As I have imagined it after Sept. 11, and in light of recent

events in Argentina, that disco where it all started is now gone. (If not, I

imagine its current occupants are playing out a technofied 2002 end-of-empire

scenario-listening to Daft Punk beneath strobe lights while all around them a

nation goes hungry and its streets continue to burn.) But I was still left with

its effects: an impostor wardrobe.

On a Saturday morning, I piled

every piece of wannabe clothing I regretted buying into a corner. It sat there

while I tried to decide what I could possibly do with it. Who could I give the

clothes to? Used men’s wear, circa 2000, is not the easiest thing to hand off,

and throwing it away felt just as hard. I finally stuffed it all in a drawer,

which I haven’t opened since.

The first time I walked into Brooks Brothers, the fabric just

seemed steeped in steadiness and intelligence. As a boy, I had desperately

wanted to grow up to look like tweedy, 6-foot-8 economist John Kenneth

Galbraith. But genetics and all allowed me to settle for a more realistic

(read: shorter) goal: Michael J. Fox’s bookish, tie-and-sweater-vested

character Alex P. Keaton. I had always thought, “I could do this, I could be

him.”

None of this makes great empirical sense. Dressing in a certain

way to feel a certain way is actually pretty dumb. And it’s entirely possible

that I’m still just pretending to be someone else, but I don’t think so. Yes,

I’ve gone too far; but only because I’d swung so far the other way.

I guess I’d been waiting for a sign that I was an adult, and now

I had gotten it. There just wasn’t any room for tight-fitting black tops.

Many button-down Oxfords and wool sport coats later, one of my

former eBay partners called with a dilemma.
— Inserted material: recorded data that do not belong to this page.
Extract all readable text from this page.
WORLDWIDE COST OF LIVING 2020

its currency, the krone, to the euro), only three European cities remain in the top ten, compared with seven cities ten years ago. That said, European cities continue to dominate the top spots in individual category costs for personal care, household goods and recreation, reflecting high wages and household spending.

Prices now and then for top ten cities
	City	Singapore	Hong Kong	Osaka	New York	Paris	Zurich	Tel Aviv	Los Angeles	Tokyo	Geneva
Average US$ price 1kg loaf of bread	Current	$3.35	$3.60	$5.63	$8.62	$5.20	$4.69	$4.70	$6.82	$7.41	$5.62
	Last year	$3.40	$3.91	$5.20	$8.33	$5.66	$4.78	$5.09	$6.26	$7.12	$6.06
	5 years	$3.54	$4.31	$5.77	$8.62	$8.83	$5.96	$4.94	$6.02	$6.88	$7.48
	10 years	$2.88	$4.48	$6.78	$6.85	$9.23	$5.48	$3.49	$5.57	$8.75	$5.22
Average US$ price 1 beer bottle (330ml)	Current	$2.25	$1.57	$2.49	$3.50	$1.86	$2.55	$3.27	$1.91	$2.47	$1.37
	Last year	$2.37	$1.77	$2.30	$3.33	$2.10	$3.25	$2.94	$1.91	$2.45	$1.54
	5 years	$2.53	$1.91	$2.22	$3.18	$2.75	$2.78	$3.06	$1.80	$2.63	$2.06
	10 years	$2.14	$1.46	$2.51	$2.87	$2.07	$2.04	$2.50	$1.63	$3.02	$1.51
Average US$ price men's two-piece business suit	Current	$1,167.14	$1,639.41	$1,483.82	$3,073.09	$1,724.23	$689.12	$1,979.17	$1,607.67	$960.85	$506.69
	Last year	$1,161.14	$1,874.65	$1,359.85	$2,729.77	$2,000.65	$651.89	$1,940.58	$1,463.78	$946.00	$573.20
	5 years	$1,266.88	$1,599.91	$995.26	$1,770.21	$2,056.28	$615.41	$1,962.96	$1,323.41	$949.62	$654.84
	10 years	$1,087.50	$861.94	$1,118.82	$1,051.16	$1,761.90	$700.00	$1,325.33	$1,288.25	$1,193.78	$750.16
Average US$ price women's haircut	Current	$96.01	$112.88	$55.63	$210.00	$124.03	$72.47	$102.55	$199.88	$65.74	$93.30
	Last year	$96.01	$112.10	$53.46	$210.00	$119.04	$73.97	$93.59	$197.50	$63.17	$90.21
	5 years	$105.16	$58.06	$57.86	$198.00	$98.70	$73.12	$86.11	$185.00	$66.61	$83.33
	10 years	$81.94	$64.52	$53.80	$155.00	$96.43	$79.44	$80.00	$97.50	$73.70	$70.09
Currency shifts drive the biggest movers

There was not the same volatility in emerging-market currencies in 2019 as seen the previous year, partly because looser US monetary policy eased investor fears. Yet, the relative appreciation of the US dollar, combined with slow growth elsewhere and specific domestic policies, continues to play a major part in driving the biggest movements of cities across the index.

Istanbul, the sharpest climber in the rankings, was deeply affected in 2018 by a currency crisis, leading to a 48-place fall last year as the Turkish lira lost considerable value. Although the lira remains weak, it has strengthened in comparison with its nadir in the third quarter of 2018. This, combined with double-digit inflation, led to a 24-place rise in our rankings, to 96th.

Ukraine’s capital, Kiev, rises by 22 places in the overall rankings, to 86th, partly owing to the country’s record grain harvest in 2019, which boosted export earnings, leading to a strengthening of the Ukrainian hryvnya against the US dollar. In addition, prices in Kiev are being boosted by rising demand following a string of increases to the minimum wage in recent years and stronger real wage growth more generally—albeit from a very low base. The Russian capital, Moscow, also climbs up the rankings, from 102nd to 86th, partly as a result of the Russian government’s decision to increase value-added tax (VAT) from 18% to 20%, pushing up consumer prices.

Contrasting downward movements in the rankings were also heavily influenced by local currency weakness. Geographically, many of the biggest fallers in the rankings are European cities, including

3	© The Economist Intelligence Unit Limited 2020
He was looking for a black leather

jacket. It had to be nice, but not too nice. Not like the one another cohort of

ours (the C.F.O., I think) had bought which turned out to be too nice for him

to wear outside the apartment.

“Why do you need one of those?” I finally asked him.

“You know,” he said, “for going out. When you go out, doesn’t everyone

wear a black leather jacket?”

I said, “no, not really”-so grateful to have left the corporation.